ESA will provide crucial ground station support to DART as it departs for deep space, helping relay signals from the ambitious mission immediately following launch.

Furthermore, one group of Europeans is following DART’s launch campaign particularly closely: the team developing ESA’s Hera spacecraft, designed to undertake a close-up survey of the consequences of DART’s collision.

“It has taken a lot of hard work to reach the point of launching this first planetary defence mission – we’re wishing our US counterparts a great and well-deserved success,” comments Ian Carnelli, overseeing ESA’s Hera mission.

“DART and Hera were originally conceived on a coordinated double-spacecraft basis, with one mission to perform the deflection and the other to perform precision measurements of the result.”

“Over the years, the implementation of the two missions was separated but international collaboration was maintained through the Asteroid Impact and Deflection Assessment, or AIDA, scientific consortium.

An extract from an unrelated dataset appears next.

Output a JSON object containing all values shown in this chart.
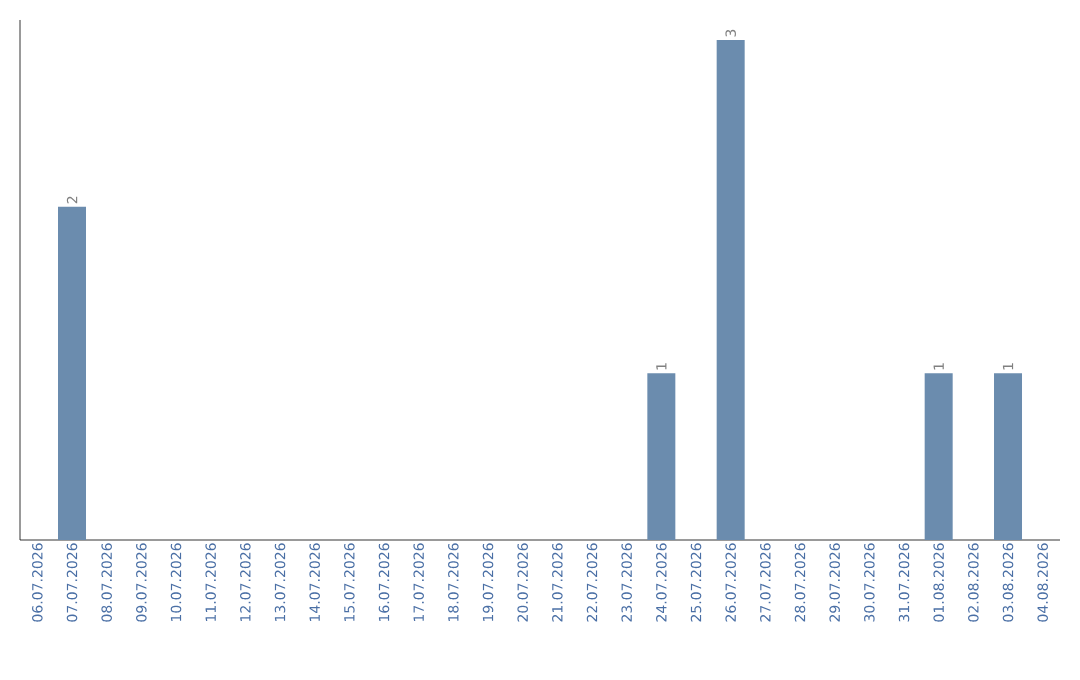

And while the pair are designed to function separately, their overall science return will be boosted greatly by being able to combine their results.”

DART will collide with the smaller body of the Didymos binary asteroid system in September 2022, striking at a speed of around 6.6 km per second. While the Didymos asteroid system will maintain its motion around the Sun unperturbed, the collision is expected to shift the orbit of the 160-metre-diameter Dimorphos around its 780-metre-diameter parent Didymos in a small but distinct way – just a fraction of one per cent – sufficient to be measured with Earth-based telescopes and radar.

But observing from across space will still leave multiple unknowns, such as the precise mass of Dimorphos, its makeup and its internal structure – as well as the size and shape of the crater left by DART. So, in November 2024 Hera will head towards the Didymos system, commencing its detailed ‘crime scene investigation’ of the two asteroids in late 2026.

By gathering data close-up, Hera will help turn DART’s grand scale impact experiment into a well-understood and repeatable deflection technique – ready to be deployed if an asteroid should ever be spotted heading Earthward.

The main Hera spacecraft will also deploy a pair of shoebox sized CubeSats to perform supporting observations: Milani will make spectral surface observations, while Juventas will undertake the first-ever radar soundings within an asteroid.

The Hera spacecraft is being built by OHB in Germany while other mission elements take shape across Europe. For instance, the engineering model of Hera’s precision guidance, navigation and control system – essential to guide the desk-sized spacecraft to and around its twin-asteroid destination – is being put together by GMV in Spain, while the Juventas radar prototype is currently undergoing testing at ESA’s ESTEC technical centre in the Netherlands.

The distant end point of all this activity will soon become much more tangible, notes Patrick Michel, CNRS Director of Research of France’s Cote d’Azur Observatory and Hera’s Principal Investigator. “Either directly or through its accompanying Italian-made LICIACube ‘selfie-sat’, DART next year should give us our first brief close-up of the Didymos system.

“An international community of people are anticipating that initial glimpse, then the more detailed survey that will follow from Hera. In all there are hundreds of researchers from dozens of institutions located across Europe, the US and other countries as far afield as Japan and Uruguay involved in the two missions, their work coordinated through the AIDA collaboration, with a wide cross-participation between DART and Hera scientists.

“International cooperation is an essential element in planetary defence endeavours.”

ESA support for DART departure

ESA’s deep space ground station at New Norcia in Western Australia will be supporting NASA’s Deep Space Network during DART’s launch.

The station’s agile, 4.5m antenna, which is specifically designed for initial acquisition of a spacecraft following launch, will capture the first signal from DART after it separates from its Falcon 9 launcher and help maintain contact as the spacecraft heads into interplanetary space.

Later, additional ESA stations will support other phases of the mission.